Although it was a very valuable resource, it was hard to exploit as it consisted on hours long videos that didn’t necessarly featured the character you played. To adress this issue, I created a program that could analyze these videos, and extract timestamps as well as characters played.
I then created a basic frontend to show that data. Although it somewhat worked, I lost my interest in the game and I didn’t reach the point where the program would run on it’s own, so I dropped it after a while.
Still, building it was an interesting challenge that I’m gonna describe now
Video analysis
The code for this part can be found here.
The first step to process videos was to actually download them. This step was pretty simple as youtube-dl is very powerful and can be used from python.
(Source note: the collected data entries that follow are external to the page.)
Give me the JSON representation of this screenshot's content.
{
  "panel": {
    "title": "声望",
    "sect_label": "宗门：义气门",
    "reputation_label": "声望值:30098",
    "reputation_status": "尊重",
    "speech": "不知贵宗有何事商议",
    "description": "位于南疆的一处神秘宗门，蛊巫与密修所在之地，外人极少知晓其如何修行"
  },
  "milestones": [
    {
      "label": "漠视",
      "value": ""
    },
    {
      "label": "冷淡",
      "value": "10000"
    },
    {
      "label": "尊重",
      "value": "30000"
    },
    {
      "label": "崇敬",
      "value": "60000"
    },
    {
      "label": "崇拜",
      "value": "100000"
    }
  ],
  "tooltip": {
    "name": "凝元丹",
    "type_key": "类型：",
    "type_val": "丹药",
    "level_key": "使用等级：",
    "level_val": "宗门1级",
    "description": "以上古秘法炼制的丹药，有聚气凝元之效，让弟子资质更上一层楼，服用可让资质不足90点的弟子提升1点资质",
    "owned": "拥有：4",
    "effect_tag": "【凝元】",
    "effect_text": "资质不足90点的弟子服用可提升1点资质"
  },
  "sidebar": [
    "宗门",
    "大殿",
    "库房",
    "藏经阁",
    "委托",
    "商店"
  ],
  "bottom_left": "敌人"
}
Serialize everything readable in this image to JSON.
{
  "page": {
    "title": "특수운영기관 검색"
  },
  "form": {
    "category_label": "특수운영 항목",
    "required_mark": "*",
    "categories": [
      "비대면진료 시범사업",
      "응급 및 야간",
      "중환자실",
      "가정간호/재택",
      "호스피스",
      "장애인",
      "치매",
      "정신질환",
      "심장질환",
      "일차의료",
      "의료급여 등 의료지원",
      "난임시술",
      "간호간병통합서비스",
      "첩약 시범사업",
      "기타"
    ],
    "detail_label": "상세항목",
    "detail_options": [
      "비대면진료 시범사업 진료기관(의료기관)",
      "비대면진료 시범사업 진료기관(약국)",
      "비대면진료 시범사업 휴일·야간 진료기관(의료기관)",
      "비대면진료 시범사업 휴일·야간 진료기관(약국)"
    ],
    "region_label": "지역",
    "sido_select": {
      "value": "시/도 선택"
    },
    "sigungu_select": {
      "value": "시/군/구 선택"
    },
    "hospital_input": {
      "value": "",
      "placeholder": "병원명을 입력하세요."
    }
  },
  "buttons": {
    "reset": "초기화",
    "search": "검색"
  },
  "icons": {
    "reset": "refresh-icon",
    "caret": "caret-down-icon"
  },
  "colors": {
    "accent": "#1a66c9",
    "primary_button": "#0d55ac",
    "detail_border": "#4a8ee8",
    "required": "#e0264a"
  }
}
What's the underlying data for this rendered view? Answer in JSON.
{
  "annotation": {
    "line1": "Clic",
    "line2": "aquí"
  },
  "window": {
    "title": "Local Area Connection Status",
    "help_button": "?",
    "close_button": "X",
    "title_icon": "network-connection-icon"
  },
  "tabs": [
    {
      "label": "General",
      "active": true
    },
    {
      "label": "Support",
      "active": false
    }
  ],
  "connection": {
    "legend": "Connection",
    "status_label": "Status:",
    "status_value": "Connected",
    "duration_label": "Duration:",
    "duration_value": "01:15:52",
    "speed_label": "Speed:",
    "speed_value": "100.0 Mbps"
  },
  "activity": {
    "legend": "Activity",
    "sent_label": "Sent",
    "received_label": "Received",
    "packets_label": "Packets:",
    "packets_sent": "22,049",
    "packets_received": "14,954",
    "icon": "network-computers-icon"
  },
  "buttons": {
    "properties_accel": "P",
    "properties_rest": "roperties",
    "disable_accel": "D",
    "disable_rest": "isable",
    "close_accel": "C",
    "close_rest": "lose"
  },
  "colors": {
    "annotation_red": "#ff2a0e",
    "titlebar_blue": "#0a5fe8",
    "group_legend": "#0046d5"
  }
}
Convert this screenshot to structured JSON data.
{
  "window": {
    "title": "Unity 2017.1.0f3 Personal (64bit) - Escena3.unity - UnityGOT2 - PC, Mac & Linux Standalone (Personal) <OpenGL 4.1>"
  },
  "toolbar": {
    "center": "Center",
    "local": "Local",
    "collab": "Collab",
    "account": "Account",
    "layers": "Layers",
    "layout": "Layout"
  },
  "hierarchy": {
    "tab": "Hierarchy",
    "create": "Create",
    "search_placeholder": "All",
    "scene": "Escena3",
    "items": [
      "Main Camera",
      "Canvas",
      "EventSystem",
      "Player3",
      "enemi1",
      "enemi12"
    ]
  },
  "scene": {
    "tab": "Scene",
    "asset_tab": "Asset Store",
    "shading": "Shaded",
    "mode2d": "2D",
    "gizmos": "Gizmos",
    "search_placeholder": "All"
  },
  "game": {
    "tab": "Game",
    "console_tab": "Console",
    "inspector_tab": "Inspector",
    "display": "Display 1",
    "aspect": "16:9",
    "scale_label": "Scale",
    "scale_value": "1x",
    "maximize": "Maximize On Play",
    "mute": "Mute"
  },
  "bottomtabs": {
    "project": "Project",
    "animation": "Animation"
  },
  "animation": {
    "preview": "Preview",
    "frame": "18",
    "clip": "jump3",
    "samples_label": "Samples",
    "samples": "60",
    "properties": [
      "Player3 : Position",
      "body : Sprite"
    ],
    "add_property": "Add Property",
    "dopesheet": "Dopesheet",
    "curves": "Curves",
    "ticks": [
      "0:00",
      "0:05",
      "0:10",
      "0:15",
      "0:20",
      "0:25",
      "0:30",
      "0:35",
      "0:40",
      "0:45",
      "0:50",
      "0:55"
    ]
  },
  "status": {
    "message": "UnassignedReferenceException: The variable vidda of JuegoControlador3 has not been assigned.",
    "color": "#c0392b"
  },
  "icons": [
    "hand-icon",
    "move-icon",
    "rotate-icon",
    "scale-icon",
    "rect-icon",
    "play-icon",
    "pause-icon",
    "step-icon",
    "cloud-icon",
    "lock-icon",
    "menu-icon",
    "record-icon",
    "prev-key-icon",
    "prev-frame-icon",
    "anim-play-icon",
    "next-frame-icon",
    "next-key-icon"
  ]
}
To reduce download times and space used, I settled on downloading the videos in 480p MP4 format. This was good enough to process later.
The actual processing of the videos was more complex, I mainly used OpenCV to look into the frames, searching for specific markers. I had three things I needed to identify : the timestamp for the start of a match (not a round), if both players were humans (if nobody challenges you on an arcade cab, you can play CPUs) and the characters played.
Luckily Unist had some animations and an UI that made the first two points easy to look for. At the start of a round, a thin white horizontal line is displayed on the very middle of the screen, I only had to look for that line every few frames, while skipping some frames after I found it (because a match has a minimum duration based on the amount of damage you can do, the transitions between and rounds and other factors). To be sure it was the first round, I also checked the color for the round indicators whenever I found that line.
Figuring out if players were human was also easy, there’s a specific text displayed for human players below their portrait. I only had to check if that text was here.
The most complicated part was finding out which characters players used. There’s a few ways you can achieve this, and I believe some similar programs exist that rely on matching the character portraits in the HUD from a set of images. I considered that strategy and I believe it could have worked, but I ended up with another method : using Optical Character Recognition (OCR) to read the characters name from the HUD.
To achieve this, I used TesseractOCR and its python bindings. I just had to point it at the part of the screen where the character names are, and voila !
Except not really. Doing that resulted in results that weren’t exactly the character names (and sometimes very wrong), probably because my input wasn’t very clean, and the HUD might be a bit hard to read. To help that, I used a python function (difflib.get_close_matches) that gave me the best match from the string the OCR found against the name of the characters. This worked in most cases, although I had one character where it just wouldn’t work (damn you Orie).
As the program was launched manually, I also added a popup when the program couldn’t figure out the character where I could enter it myself.
In the end, the result of this was written to a .sql file containing an insert query with a value for every match found (with the timestamped URL, the date of the match and the characters).
The actual site
The code for this part can be found here.
Now that I had this data, I had to store it, and show it. To do that, I used PostgreSQL to load the sql file I wrote previously to a database, and postgREST to expose it as a web api. For those who are not familiar with it, PostgREST is a web server that turns a PostgreSQL database into a full REST API. Security is handled by the database own permissions, you can use SQL queries in the request to fetch data from it and it even has pagination out of the box. Although I’m not sure how it would scale in a big serious commercial application, It is incredibly easy to use for small projects like this one, and allowed me to have a running backend without writing any kind of code.
The frontend was written in Preact which is a very small (3kb) js framework with an API that’s very similar to React (but with a smaller scope). As I was already familiar with React, I could write a basic frontend pretty quickly, using fetch requests to get the data from PostgREST, with pagination and using sql queries in the request to filter by characters.
This website was hosted on a small free GCP VPS, with an added Nginx in front to serve the frontend (and as a reverse proxy).